Landbouwkwaliteitswet (zoals geldend van 1 januari 2015 tot 31 augustus 2017)
Artikel 13, eerste en tweede lid
1. Bij overtreding van bij of krachtens een landbouwkwaliteitsbesluit gestelde regelen kunnen een of meer van de volgende tuchtrechtelijke maatregelen worden opgelegd:
c. het stellen van de betrokkene onder verscherpte controle op zijn kosten voor ten hoogste twee jaren;
d. openbaarmaking van de uitspraak op kosten van de betrokkene.
2. De controle-instelling regelt bij reglement de samenstelling en bevoegdheid van haar organen die de tuchtrechtspraak uitoefenen, alsmede de rechtsgang van het tuchtrechtelijk geding, een en ander met inachtneming van bij algemene maatregel van bestuur te stellen regelen.

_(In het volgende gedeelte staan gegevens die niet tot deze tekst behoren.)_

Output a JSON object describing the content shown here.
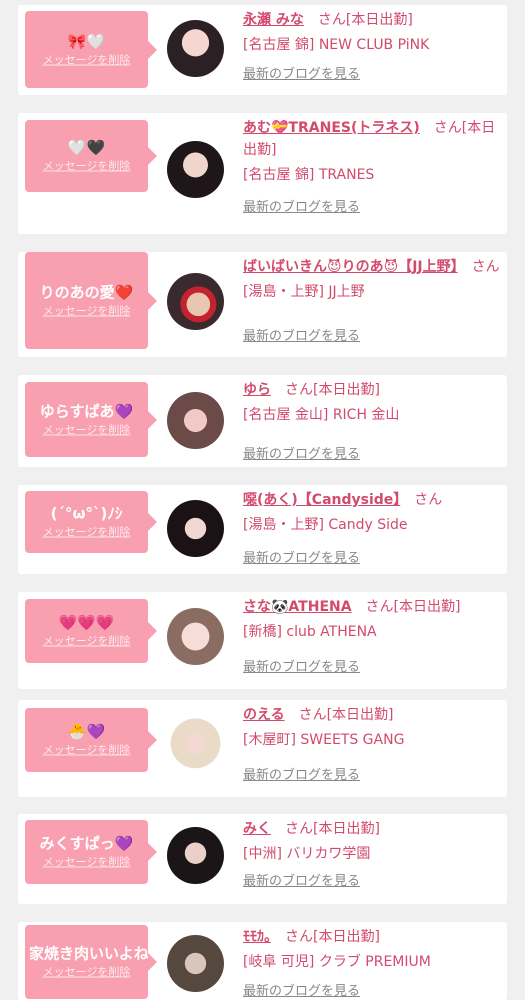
{
  "delete_label": "メッセージを削除",
  "blog_label": "最新のブログを見る",
  "entries": [
    {
      "message": "🎀🤍",
      "name": "永瀬 みな",
      "suffix": "さん[本日出勤]",
      "shop": "[名古屋 錦] NEW CLUB PiNK"
    },
    {
      "message": "🤍🖤",
      "name": "あむ💝TRANES(トラネス)",
      "suffix": "さん[本日出勤]",
      "shop": "[名古屋 錦] TRANES"
    },
    {
      "message": "りのあの愛❤️",
      "name": "ばいばいきん😈りのあ😈【JJ上野】",
      "suffix": "さん",
      "shop": "[湯島・上野] JJ上野"
    },
    {
      "message": "ゆらすぱあ💜",
      "name": "ゆら",
      "suffix": "さん[本日出勤]",
      "shop": "[名古屋 金山] RICH 金山"
    },
    {
      "message": "(´°ω°`)ﾉｼ",
      "name": "噁(あく)【Candyside】",
      "suffix": "さん",
      "shop": "[湯島・上野] Candy Side"
    },
    {
      "message": "💗💗💗",
      "name": "さな🐼ATHENA",
      "suffix": "さん[本日出勤]",
      "shop": "[新橋] club ATHENA"
    },
    {
      "message": "🐣💜",
      "name": "のえる",
      "suffix": "さん[本日出勤]",
      "shop": "[木屋町] SWEETS GANG"
    },
    {
      "message": "みくすぱっ💜",
      "name": "みく",
      "suffix": "さん[本日出勤]",
      "shop": "[中洲] バリカワ学園"
    },
    {
      "message": "家焼き肉いいよね👍🥩",
      "name": "ﾓﾓｶ。",
      "suffix": "さん[本日出勤]",
      "shop": "[岐阜 可児] クラブ PREMIUM"
    }
  ]
}
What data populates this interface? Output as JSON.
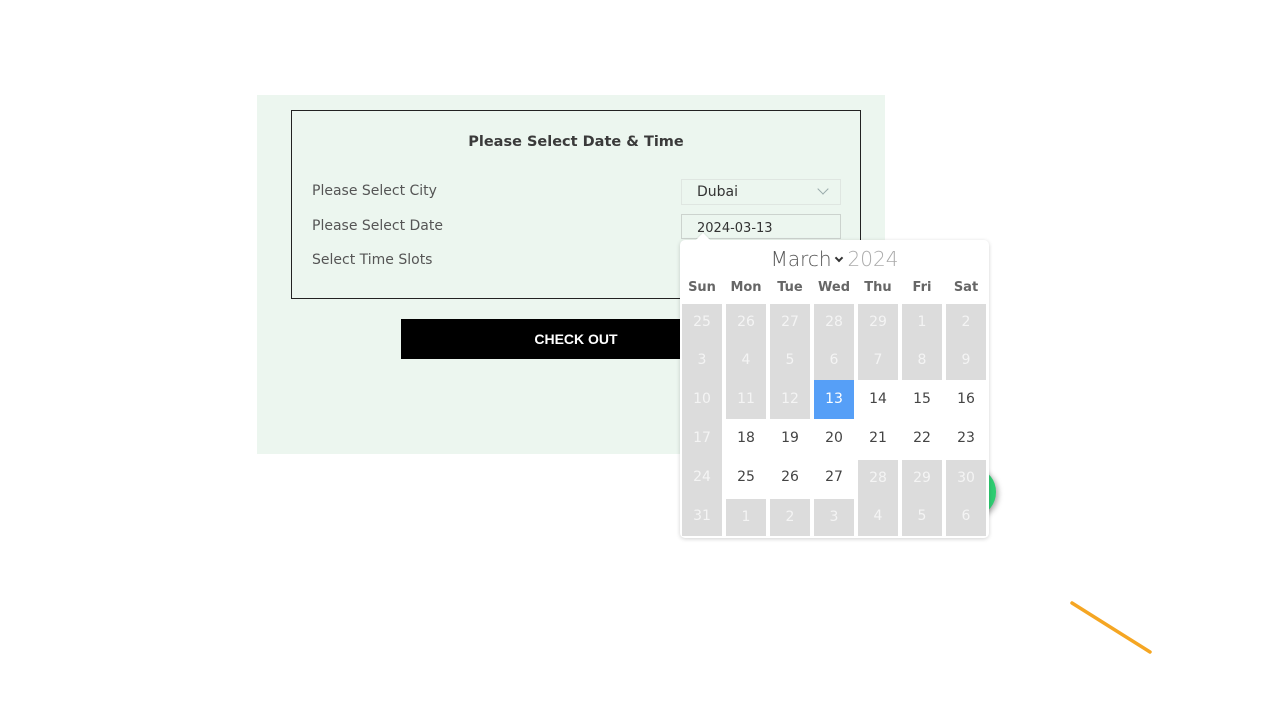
{
  "form": {
    "title": "Please Select Date & Time",
    "city_label": "Please Select City",
    "city_value": "Dubai",
    "date_label": "Please Select Date",
    "date_value": "2024-03-13",
    "time_label": "Select Time Slots",
    "checkout_label": "CHECK OUT"
  },
  "calendar": {
    "month": "March",
    "year": "2024",
    "weekdays": [
      "Sun",
      "Mon",
      "Tue",
      "Wed",
      "Thu",
      "Fri",
      "Sat"
    ],
    "selected": "13",
    "weeks": [
      [
        {
          "d": "25",
          "s": "disabled"
        },
        {
          "d": "26",
          "s": "disabled"
        },
        {
          "d": "27",
          "s": "disabled"
        },
        {
          "d": "28",
          "s": "disabled"
        },
        {
          "d": "29",
          "s": "disabled"
        },
        {
          "d": "1",
          "s": "disabled"
        },
        {
          "d": "2",
          "s": "disabled"
        }
      ],
      [
        {
          "d": "3",
          "s": "disabled"
        },
        {
          "d": "4",
          "s": "disabled"
        },
        {
          "d": "5",
          "s": "disabled"
        },
        {
          "d": "6",
          "s": "disabled"
        },
        {
          "d": "7",
          "s": "disabled"
        },
        {
          "d": "8",
          "s": "disabled"
        },
        {
          "d": "9",
          "s": "disabled"
        }
      ],
      [
        {
          "d": "10",
          "s": "disabled"
        },
        {
          "d": "11",
          "s": "disabled"
        },
        {
          "d": "12",
          "s": "disabled"
        },
        {
          "d": "13",
          "s": "selected"
        },
        {
          "d": "14",
          "s": "available"
        },
        {
          "d": "15",
          "s": "available"
        },
        {
          "d": "16",
          "s": "available"
        }
      ],
      [
        {
          "d": "17",
          "s": "disabled"
        },
        {
          "d": "18",
          "s": "available"
        },
        {
          "d": "19",
          "s": "available"
        },
        {
          "d": "20",
          "s": "available"
        },
        {
          "d": "21",
          "s": "available"
        },
        {
          "d": "22",
          "s": "available"
        },
        {
          "d": "23",
          "s": "available"
        }
      ],
      [
        {
          "d": "24",
          "s": "disabled"
        },
        {
          "d": "25",
          "s": "available"
        },
        {
          "d": "26",
          "s": "available"
        },
        {
          "d": "27",
          "s": "available"
        },
        {
          "d": "28",
          "s": "disabled"
        },
        {
          "d": "29",
          "s": "disabled"
        },
        {
          "d": "30",
          "s": "disabled"
        }
      ],
      [
        {
          "d": "31",
          "s": "disabled"
        },
        {
          "d": "1",
          "s": "disabled"
        },
        {
          "d": "2",
          "s": "disabled"
        },
        {
          "d": "3",
          "s": "disabled"
        },
        {
          "d": "4",
          "s": "disabled"
        },
        {
          "d": "5",
          "s": "disabled"
        },
        {
          "d": "6",
          "s": "disabled"
        }
      ]
    ]
  },
  "colors": {
    "panel_bg": "#ecf6ef",
    "selected_day": "#569ff7",
    "disabled_day": "#dcdcdc",
    "checkout_bg": "#000000",
    "chat_button": "#2ecc71",
    "annotation_line": "#f5a623"
  }
}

Artikel 13b, eerste en tweede lid
1. De tuchtrechtelijke maatregel van geldboete bedraagt ten minste € 3 en ten hoogste een bedrag van de derde categorie, bedoeld in artikel 23, vierde lid, van het Wetboek van Strafrecht.
2. Indien de waarde van de goederen, met betrekking tot welke een overtreding is begaan, of de waarde van het wederrechtelijk genoten voordeel dat geheel of gedeeltelijk door middel van de overtreding is verkregen, hoger is dan een kwart van de geldboete van de derde categorie, kan een geldboete worden opgelegd van ten hoogste de vierde categorie, bedoeld in artikel 23, vierde lid, van het Wetboek van Strafrecht.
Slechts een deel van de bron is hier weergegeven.